Читать книгу Transactional to Transformational - Christer Holloman - Страница 30
Problem
Оглавление‘It was necessary to stop being a spectator and become a player in the ecosystem.’
Ricardo Forcano, former CIO
In 2009, parallel to the global financial crisis and at a time when the concept of fintech did not even exist, BBVA had a vision that would radically change the course of its strategy: in a few years a structural crisis was going to occur in the traditional banking business model. Predictably, not only would it be necessary to compete with traditional banks, but all kinds of technology companies, from giants like Google to small startups that were going to enter the financial business. In Silicon Valley, some companies were starting to build interesting financial services projects, especially in the world of payments, and BBVA felt the need to be connected with all the innovation that was emerging there. The need went beyond simply thinking about how to compete with these new companies, but was much more structural. How could a bank change the way it works to adapt to the way these companies use technology?
At that time balance sheet investing, CVC (corporate venture capital), e.g. direct investment by large corporations in external startups, already existed in other industries. BBVA began to explore the strategic initiative of setting up a separate venture capital fund to better understand incipient competitors, without losing sight of the fact that the fund also had to function at a financial level in order to be sustainable and to be a relevant player in the startup ecosystem.
In 2011, Ricardo Forcano, in the Madrid offices, and Jay Reinemann, in San Francisco, joined BBVA in order to promote this initiative. One of the first problems they identified was how to best get in touch with the ecosystem and understand how it works. As such, it was decided that it would be best to invest in a couple of funds that were already dedicated to investing in startups and learn from them. Thus BBVA completed its first investments in Silicon Valley in early 2012 with an investment in the seed‐capital fund and incubator 500 startups and the fintech fund Ribbit Capital. In all, 500 startups were founded by investor and entrepreneur Dave McClure, who previously worked with companies such as PayPal, Facebook, LinkedIn, Mint and Microsoft, and Ribbit Capital was a new Silicon Valley‐based venture firm led by serial entrepreneur Meyer Malka.
After this experience, BBVA decided to start investing directly in startups. BBVA completed investments in companies such as SaveUp, FreeMonee and SumUp. SaveUp was a startup that partnered with financial institutions to apply gaming techniques to encourage savings, debt reduction and financial education. FreeMonee developed a consumer gift network for retailers to offer gifts to their consumers through their banks. SumUp is a global technology company and the leading mobile point‐of‐sale (mPOS) company in Europe. Thanks to SumUp's technology, small merchants around the world can accept card payments anywhere using a mobile device.

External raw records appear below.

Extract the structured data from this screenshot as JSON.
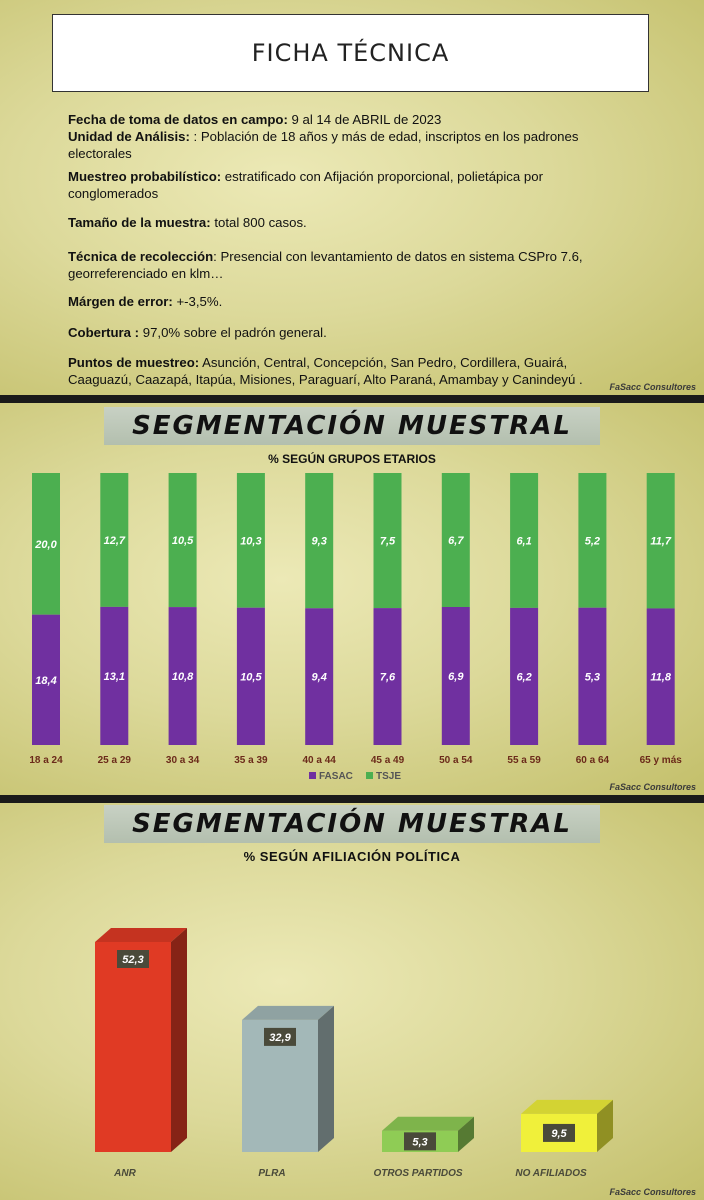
{
  "ficha": {
    "title": "FICHA TÉCNICA",
    "fields": [
      {
        "label": "Fecha de toma de datos en campo:",
        "value": " 9 al 14 de ABRIL de 2023"
      },
      {
        "label": "Unidad de Análisis: ",
        "value": ": Población de 18 años y más de edad, inscriptos en los padrones electorales"
      },
      {
        "label": " Muestreo probabilístico:",
        "value": " estratificado con Afijación proporcional, polietápica por conglomerados"
      },
      {
        "label": "Tamaño de la muestra:",
        "value": " total 800 casos."
      },
      {
        "label": "Técnica de recolección",
        "value": ": Presencial con levantamiento de datos en sistema CSPro 7.6, georreferenciado en klm…"
      },
      {
        "label": "Márgen de error:",
        "value": " +-3,5%."
      },
      {
        "label": "Cobertura : ",
        "value": "97,0% sobre el padrón general."
      },
      {
        "label": "Puntos de muestreo:",
        "value": " Asunción, Central, Concepción, San Pedro, Cordillera, Guairá, Caaguazú, Caazapá, Itapúa, Misiones, Paraguarí, Alto Paraná, Amambay y Canindeyú ."
      }
    ],
    "brand": "FaSacc Consultores"
  },
  "chart_data": [
    {
      "type": "bar",
      "stacked": true,
      "banner": "SEGMENTACIÓN MUESTRAL",
      "title": "% SEGÚN GRUPOS ETARIOS",
      "categories": [
        "18 a 24",
        "25 a 29",
        "30 a 34",
        "35 a 39",
        "40 a 44",
        "45 a 49",
        "50 a 54",
        "55 a 59",
        "60 a 64",
        "65 y más"
      ],
      "series": [
        {
          "name": "FASAC",
          "color": "#7030a0",
          "values": [
            18.4,
            13.1,
            10.8,
            10.5,
            9.4,
            7.6,
            6.9,
            6.2,
            5.3,
            11.8
          ],
          "labels": [
            "18,4",
            "13,1",
            "10,8",
            "10,5",
            "9,4",
            "7,6",
            "6,9",
            "6,2",
            "5,3",
            "11,8"
          ]
        },
        {
          "name": "TSJE",
          "color": "#4caf50",
          "values": [
            20.0,
            12.7,
            10.5,
            10.3,
            9.3,
            7.5,
            6.7,
            6.1,
            5.2,
            11.7
          ],
          "labels": [
            "20,0",
            "12,7",
            "10,5",
            "10,3",
            "9,3",
            "7,5",
            "6,7",
            "6,1",
            "5,2",
            "11,7"
          ]
        }
      ],
      "normalized": true,
      "legend_position": "bottom",
      "grid": false,
      "brand": "FaSacc Consultores"
    },
    {
      "type": "bar",
      "style": "3d",
      "banner": "SEGMENTACIÓN MUESTRAL",
      "title": "% SEGÚN AFILIACIÓN POLÍTICA",
      "categories": [
        "ANR",
        "PLRA",
        "OTROS PARTIDOS",
        "NO AFILIADOS"
      ],
      "values": [
        52.3,
        32.9,
        5.3,
        9.5
      ],
      "labels": [
        "52,3",
        "32,9",
        "5,3",
        "9,5"
      ],
      "colors": [
        "#e03a24",
        "#a3b8b8",
        "#8fcc55",
        "#f0f03a"
      ],
      "grid": false,
      "brand": "FaSacc Consultores"
    }
  ]
}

During these operations, BBVA realized that there was another problem. Due to its corporate and legal implications, the bank's decision‐making process was very complex. There were too many layers of decision‐making processes, which took too long when agility was necessary to be competitive in the ecosystem. That was when BBVA Ventures, the first specific vehicle in the United States, began to take shape. It was set up in Silicon Valley so it could invest in startups at a much faster pace and this led to the creation of Propel.
BBVA Ventures was originally founded in 2012 to provide funding and expertise to promising technology companies disrupting the financial services industry. Until 2016, the group worked with entrepreneurs and co‐investors in the US, Mexico and Europe, becoming a long‐term partner in their success. However, captive bank funds have less freedom, less speed, and not a very good perception from early‐stage companies.
BBVA was seeing some adverse response to BBVA Ventures, based on the stereotype that some venture capitalists hold against corporate investors. Because they are often gatekeepers to opportunities, BBVA did not always have access to information until potential opportunities were already gone. Startups were wary of corporate venture funds, concerned about conflicts of interest and long‐term commitment.
In addition, the US Bank Holding Company Act limits the manner in which banks can invest, stating in some instances that banks can hold no more than five percent of certain ventures. For an early‐stage company, that may not amount to much at all, so the bank was sometimes limited to later‐stage companies or forced to remove voting rights and the like to remain in compliance with bank regulations. The net effect of being able to invest smaller amounts limited BBVA Ventures role as investor to be more of a follower than a lead investor.
This friction was avoided by the establishment of Propel as an SBIC (Small Business Investment Company).